Cooperative Warp Execution in Tensor Core for RISC-V GPGPU

Abstract

The rise of Deep Neural Networks (DNNs) has amplified the demand for efficient computation, with General Matrix Multiply (GEMM) operations at their core. While ASICs are efficient but inflexible, GPUs, especially NVIDIA GPUs, equipped with tensor cores, provide a flexible yet high-performance solution for GEMM-based workloads. Previous research and optimizations have largely centered on NVIDIA’s architecture and programming model, which, while effective, can obscure the rationale behind certain design decisions and limit flexibility for further improvements in tensor core designs.
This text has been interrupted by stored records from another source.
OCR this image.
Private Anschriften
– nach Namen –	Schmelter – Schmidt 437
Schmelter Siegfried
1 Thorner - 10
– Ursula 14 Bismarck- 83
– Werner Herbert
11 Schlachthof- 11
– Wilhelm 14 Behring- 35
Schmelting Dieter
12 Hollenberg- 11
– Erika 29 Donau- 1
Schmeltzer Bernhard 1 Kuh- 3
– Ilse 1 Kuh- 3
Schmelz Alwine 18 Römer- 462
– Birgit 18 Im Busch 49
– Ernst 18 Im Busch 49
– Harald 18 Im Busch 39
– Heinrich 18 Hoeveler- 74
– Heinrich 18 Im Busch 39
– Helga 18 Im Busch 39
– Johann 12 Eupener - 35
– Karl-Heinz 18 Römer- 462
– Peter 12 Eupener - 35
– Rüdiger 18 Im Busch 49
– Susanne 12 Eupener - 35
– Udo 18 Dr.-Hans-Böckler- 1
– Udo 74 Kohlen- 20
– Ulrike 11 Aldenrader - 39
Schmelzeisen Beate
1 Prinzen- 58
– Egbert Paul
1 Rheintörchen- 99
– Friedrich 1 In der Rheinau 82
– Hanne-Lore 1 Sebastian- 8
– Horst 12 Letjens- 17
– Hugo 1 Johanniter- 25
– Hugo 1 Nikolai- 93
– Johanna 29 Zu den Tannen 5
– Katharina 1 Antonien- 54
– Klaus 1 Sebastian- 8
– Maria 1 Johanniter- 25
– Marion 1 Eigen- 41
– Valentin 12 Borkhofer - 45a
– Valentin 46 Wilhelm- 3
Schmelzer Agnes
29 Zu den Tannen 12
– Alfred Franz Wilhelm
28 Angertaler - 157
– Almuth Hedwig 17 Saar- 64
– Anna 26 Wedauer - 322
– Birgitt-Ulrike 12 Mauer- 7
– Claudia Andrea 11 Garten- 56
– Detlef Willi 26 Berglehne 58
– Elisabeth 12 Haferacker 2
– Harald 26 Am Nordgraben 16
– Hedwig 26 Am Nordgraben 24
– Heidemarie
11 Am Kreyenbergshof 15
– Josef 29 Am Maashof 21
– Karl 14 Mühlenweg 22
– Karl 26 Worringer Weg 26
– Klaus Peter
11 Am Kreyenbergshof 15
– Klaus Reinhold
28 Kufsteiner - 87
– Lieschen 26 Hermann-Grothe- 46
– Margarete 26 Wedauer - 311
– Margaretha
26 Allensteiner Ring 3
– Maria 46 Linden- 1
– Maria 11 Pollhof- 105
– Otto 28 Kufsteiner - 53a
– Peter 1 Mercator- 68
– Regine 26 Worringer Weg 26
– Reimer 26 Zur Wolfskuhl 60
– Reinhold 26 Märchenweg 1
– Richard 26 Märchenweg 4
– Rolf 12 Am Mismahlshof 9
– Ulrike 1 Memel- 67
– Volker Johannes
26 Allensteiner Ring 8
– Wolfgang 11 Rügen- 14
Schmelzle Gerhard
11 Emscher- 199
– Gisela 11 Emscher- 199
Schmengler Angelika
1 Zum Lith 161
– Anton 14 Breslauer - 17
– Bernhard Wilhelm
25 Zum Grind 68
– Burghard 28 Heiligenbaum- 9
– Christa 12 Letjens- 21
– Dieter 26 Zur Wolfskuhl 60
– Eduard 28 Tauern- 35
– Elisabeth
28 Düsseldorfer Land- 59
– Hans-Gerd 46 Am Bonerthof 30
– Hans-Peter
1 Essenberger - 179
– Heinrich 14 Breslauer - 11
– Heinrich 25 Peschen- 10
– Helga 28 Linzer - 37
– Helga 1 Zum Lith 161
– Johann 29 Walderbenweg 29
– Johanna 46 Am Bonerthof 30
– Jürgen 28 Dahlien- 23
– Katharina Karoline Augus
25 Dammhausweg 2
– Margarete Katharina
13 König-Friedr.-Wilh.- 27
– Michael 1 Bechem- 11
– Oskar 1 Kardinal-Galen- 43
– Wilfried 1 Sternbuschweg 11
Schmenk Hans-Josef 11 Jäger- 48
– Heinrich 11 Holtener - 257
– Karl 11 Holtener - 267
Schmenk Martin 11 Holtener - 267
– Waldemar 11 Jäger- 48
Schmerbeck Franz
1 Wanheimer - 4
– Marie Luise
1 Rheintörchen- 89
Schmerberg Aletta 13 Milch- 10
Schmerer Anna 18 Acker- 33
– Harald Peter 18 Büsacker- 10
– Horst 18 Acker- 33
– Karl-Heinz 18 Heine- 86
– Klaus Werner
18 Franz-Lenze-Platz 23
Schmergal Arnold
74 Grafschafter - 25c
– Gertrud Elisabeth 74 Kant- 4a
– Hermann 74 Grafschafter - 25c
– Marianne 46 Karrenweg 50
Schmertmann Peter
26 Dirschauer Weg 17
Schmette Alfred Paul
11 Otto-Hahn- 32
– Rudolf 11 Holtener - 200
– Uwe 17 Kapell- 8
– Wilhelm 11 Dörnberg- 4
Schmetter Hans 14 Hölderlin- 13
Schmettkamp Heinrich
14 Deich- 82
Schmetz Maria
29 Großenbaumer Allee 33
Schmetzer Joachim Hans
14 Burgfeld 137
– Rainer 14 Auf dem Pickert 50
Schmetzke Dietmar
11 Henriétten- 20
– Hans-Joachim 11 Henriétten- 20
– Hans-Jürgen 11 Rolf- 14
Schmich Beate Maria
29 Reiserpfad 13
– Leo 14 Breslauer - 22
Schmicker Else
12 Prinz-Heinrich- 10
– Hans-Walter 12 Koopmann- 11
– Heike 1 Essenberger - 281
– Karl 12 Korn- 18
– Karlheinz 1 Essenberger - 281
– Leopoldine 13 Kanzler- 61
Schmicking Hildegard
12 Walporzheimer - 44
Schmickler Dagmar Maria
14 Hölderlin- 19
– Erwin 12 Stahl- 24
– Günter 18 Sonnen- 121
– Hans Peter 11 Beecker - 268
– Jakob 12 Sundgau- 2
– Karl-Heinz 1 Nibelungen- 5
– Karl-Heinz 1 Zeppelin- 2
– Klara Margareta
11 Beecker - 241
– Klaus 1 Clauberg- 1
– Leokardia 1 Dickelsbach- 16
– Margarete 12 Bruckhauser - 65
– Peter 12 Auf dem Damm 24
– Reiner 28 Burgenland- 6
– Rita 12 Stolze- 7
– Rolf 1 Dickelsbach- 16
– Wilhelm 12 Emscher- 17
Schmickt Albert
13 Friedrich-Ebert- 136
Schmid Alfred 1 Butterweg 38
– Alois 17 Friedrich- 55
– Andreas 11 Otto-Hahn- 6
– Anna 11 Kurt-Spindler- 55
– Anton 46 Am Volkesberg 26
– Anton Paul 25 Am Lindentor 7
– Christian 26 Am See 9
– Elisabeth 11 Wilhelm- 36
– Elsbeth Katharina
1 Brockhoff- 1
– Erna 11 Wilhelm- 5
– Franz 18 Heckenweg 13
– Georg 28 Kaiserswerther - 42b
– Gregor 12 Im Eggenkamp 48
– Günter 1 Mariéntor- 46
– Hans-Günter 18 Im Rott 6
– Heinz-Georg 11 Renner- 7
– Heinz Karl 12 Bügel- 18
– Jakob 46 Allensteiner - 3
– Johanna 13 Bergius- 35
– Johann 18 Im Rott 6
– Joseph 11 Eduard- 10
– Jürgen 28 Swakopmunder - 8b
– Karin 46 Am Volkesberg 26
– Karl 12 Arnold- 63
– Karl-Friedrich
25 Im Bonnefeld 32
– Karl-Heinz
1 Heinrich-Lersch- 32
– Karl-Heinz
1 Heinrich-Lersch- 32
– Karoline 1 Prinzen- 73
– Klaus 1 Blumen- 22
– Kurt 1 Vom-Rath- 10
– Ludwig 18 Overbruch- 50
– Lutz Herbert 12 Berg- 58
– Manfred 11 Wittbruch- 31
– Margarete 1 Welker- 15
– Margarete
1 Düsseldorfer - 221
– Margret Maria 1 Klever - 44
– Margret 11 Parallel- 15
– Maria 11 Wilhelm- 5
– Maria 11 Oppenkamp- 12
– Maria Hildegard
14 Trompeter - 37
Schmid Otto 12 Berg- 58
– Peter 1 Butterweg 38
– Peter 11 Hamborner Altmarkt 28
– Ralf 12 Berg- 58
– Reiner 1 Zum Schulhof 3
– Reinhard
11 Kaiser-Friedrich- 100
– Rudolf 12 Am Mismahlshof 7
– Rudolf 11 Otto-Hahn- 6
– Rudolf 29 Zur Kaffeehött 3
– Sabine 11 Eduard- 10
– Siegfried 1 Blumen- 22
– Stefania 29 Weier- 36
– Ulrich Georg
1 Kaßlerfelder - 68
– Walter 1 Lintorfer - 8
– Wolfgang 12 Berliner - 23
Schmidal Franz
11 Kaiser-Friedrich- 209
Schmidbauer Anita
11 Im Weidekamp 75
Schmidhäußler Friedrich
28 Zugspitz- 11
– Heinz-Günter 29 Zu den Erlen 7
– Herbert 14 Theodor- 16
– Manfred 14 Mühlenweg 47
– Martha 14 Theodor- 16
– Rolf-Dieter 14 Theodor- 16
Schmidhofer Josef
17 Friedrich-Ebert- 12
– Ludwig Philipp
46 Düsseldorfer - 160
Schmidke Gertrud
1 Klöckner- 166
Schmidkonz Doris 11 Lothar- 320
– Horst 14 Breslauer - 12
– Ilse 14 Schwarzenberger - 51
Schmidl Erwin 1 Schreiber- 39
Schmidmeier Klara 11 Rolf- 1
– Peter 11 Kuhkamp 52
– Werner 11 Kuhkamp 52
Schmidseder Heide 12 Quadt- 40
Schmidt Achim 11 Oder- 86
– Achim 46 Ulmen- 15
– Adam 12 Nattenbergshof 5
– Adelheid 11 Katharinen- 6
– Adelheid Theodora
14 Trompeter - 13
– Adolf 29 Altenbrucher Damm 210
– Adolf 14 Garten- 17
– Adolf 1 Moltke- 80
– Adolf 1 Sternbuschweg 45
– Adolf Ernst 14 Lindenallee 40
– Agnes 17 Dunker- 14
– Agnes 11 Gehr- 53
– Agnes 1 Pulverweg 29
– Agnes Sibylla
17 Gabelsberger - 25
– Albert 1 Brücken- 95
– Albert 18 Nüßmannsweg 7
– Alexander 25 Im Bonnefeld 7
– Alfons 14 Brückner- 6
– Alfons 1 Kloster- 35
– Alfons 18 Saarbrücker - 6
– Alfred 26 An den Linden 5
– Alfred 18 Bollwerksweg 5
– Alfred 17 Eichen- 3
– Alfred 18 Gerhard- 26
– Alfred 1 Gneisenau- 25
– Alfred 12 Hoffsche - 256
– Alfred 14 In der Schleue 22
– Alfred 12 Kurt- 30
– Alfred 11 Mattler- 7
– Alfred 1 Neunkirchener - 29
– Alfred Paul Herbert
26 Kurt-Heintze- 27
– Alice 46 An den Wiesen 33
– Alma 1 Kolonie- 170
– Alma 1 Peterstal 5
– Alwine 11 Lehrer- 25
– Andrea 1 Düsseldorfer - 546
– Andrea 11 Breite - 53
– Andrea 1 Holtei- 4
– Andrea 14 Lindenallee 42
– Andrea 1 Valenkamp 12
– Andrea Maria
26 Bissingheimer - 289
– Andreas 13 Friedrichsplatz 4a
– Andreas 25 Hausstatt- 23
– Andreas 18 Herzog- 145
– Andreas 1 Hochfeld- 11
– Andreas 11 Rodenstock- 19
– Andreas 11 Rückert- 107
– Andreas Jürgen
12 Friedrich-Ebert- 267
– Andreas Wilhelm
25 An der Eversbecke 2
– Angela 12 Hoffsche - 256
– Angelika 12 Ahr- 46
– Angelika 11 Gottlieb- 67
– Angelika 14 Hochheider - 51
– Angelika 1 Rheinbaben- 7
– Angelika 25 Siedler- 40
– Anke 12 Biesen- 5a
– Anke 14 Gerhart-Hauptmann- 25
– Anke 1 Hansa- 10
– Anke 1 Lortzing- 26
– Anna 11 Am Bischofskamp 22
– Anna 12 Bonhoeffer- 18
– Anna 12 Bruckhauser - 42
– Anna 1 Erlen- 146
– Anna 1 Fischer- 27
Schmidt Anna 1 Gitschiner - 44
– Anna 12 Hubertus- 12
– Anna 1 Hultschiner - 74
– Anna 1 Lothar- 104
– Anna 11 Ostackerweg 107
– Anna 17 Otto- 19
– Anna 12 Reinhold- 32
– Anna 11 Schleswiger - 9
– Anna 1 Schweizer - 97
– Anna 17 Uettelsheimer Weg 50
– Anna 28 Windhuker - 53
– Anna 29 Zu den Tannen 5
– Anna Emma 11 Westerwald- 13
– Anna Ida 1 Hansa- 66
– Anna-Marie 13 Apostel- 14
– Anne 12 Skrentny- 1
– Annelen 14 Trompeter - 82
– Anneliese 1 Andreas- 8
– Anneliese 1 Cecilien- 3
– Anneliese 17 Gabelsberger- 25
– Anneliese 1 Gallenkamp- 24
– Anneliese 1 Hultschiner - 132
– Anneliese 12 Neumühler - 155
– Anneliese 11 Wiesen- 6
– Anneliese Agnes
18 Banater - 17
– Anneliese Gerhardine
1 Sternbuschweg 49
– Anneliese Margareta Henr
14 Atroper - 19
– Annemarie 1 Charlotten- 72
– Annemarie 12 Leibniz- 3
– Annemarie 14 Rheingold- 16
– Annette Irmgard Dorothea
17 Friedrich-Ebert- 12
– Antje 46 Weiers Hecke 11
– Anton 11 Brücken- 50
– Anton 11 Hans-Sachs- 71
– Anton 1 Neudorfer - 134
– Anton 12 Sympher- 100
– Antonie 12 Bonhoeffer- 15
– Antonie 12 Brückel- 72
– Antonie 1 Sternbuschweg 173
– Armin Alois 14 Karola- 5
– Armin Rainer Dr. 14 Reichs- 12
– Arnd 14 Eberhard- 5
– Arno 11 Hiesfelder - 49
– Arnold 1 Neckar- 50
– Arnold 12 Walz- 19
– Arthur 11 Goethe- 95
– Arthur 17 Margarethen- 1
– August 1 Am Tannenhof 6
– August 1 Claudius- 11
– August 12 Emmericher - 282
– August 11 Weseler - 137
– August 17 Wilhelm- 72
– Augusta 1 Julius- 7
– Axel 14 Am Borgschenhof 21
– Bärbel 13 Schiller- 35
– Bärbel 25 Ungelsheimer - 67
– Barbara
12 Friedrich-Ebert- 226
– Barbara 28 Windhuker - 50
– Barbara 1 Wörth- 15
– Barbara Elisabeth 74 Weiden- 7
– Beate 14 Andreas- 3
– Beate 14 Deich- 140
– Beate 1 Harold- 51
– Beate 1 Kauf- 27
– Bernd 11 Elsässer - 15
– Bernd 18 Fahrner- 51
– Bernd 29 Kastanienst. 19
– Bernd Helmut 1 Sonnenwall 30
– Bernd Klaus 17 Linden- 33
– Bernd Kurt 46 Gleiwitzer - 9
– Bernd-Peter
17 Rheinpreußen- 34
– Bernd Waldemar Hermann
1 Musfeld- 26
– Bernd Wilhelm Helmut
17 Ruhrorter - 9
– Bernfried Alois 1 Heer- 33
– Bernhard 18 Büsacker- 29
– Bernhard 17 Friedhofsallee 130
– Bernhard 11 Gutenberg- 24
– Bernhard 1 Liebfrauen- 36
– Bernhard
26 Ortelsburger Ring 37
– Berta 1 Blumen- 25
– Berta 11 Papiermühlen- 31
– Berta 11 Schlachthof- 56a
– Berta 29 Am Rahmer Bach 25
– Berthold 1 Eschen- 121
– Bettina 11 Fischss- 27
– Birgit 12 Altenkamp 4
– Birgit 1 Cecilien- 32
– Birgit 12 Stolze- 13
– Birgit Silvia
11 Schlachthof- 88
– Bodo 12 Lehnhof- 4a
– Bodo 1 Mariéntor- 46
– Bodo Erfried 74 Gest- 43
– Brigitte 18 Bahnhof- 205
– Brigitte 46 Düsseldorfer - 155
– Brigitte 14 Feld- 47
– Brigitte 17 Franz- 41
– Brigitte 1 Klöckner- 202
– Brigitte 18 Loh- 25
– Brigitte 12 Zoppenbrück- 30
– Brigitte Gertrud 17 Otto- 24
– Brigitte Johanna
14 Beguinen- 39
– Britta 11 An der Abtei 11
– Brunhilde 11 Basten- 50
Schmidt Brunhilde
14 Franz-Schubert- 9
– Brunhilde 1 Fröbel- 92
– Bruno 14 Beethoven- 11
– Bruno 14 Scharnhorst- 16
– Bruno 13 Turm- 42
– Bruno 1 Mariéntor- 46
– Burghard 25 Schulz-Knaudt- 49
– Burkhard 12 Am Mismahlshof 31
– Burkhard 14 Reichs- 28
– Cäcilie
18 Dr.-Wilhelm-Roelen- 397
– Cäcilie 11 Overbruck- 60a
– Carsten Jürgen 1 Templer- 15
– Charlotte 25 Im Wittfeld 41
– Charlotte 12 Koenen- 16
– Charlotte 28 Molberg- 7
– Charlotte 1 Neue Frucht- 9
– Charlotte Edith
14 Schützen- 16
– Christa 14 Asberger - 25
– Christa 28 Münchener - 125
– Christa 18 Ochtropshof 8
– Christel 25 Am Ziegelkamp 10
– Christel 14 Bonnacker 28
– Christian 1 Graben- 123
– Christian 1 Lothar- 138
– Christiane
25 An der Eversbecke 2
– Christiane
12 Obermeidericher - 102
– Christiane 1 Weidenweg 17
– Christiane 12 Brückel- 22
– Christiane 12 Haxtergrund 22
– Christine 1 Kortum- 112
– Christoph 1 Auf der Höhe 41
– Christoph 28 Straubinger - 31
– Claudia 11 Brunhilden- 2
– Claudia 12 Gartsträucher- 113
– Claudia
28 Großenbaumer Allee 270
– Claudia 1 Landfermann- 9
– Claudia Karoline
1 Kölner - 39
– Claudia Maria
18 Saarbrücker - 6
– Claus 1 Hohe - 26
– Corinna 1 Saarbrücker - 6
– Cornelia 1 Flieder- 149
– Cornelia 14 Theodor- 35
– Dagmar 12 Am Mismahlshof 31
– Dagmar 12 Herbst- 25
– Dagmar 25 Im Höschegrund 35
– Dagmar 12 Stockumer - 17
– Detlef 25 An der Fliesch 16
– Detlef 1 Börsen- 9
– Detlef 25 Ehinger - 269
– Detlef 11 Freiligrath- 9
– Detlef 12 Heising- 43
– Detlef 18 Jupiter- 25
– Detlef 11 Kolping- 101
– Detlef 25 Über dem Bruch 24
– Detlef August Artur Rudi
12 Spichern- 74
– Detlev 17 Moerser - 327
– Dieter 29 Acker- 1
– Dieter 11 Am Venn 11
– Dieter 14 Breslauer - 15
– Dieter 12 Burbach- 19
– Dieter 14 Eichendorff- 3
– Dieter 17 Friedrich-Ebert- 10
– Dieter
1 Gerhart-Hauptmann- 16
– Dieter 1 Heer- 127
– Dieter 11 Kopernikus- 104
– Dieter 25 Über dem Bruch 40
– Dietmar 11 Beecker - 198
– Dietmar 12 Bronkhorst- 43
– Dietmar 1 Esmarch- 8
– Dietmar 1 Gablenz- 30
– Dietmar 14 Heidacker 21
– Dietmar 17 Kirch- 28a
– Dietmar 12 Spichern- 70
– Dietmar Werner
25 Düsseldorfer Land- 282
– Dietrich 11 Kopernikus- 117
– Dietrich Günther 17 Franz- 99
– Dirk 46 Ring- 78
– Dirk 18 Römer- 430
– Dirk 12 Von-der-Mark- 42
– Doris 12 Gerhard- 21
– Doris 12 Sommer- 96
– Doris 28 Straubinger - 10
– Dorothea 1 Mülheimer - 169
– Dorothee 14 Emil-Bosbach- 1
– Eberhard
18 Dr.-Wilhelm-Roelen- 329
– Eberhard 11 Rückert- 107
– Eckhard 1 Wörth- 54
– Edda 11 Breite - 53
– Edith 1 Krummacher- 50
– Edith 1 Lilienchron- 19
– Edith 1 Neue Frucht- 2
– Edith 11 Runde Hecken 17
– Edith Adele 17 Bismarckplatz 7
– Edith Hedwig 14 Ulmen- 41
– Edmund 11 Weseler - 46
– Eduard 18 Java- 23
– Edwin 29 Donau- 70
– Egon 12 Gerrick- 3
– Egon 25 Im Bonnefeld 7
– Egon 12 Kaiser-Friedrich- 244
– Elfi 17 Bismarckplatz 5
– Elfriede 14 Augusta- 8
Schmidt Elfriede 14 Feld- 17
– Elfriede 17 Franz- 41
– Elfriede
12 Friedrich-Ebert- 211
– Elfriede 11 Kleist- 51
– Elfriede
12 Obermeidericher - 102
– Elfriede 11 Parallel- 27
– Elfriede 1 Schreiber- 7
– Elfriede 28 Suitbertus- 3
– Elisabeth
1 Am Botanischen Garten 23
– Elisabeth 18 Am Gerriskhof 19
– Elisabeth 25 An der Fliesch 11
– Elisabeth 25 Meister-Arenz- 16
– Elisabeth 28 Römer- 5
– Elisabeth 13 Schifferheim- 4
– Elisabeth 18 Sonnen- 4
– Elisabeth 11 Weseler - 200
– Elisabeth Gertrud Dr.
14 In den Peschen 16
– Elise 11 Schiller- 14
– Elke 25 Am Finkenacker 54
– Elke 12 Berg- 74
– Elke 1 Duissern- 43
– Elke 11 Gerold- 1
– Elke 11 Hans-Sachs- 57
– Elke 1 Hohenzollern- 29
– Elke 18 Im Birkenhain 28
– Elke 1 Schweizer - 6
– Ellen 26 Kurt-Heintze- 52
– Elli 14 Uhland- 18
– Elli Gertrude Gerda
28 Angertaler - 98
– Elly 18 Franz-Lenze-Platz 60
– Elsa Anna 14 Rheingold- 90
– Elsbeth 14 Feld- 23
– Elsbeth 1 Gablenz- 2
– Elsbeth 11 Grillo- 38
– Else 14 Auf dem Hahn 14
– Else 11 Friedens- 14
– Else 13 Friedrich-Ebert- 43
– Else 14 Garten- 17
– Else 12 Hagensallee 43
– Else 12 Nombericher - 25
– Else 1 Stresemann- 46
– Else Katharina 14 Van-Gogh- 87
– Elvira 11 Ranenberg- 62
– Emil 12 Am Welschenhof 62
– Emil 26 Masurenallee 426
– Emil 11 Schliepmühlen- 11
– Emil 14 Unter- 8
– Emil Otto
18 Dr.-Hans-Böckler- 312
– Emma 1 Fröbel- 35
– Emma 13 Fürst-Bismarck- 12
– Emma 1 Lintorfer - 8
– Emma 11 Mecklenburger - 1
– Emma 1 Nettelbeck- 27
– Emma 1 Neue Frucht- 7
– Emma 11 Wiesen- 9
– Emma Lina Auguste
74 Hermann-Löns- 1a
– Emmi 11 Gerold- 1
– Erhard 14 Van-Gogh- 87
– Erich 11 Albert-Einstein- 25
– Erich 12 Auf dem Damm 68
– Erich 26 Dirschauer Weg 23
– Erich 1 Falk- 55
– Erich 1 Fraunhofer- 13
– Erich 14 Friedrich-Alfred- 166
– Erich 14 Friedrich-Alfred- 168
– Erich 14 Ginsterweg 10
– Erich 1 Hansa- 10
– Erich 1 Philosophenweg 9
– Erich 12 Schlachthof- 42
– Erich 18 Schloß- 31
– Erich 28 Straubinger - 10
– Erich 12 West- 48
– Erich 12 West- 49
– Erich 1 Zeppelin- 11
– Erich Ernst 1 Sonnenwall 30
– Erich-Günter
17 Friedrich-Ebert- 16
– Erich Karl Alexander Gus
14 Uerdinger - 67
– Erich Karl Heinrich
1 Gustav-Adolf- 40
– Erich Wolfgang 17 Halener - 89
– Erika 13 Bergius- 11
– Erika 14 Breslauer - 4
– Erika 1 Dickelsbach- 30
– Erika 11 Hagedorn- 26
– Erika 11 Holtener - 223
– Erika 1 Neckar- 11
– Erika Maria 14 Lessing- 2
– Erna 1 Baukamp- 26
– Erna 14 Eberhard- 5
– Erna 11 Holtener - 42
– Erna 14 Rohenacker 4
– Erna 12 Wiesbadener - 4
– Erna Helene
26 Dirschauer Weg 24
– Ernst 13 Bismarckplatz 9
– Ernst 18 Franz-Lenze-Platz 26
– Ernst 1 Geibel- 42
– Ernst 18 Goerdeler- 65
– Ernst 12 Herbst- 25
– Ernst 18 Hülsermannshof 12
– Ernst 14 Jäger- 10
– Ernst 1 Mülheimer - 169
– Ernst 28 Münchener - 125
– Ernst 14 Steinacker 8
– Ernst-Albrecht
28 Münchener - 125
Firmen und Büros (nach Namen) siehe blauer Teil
In this paper, we present the design and integration of a tensor core into the open-source RISC-V Vortex GPGPU platform, along with a suite of intrinsics designed for GEMM kernel generation. The analysis conducted on the integration elucidates the connections between GPU system architectural parameters and tensor core configuration. We find that the tensor core is severely under-utilized in many cases and that increased compute capacity does not always imply better performance. Hence, we propose a novel technique, cooperative warp execution in tensor core, which leverages hardware-supported warp cooperation within the tensor core to reduce memory requirements for GEMM operations and boost performance over the baseline tensor core implementation by up to 3x.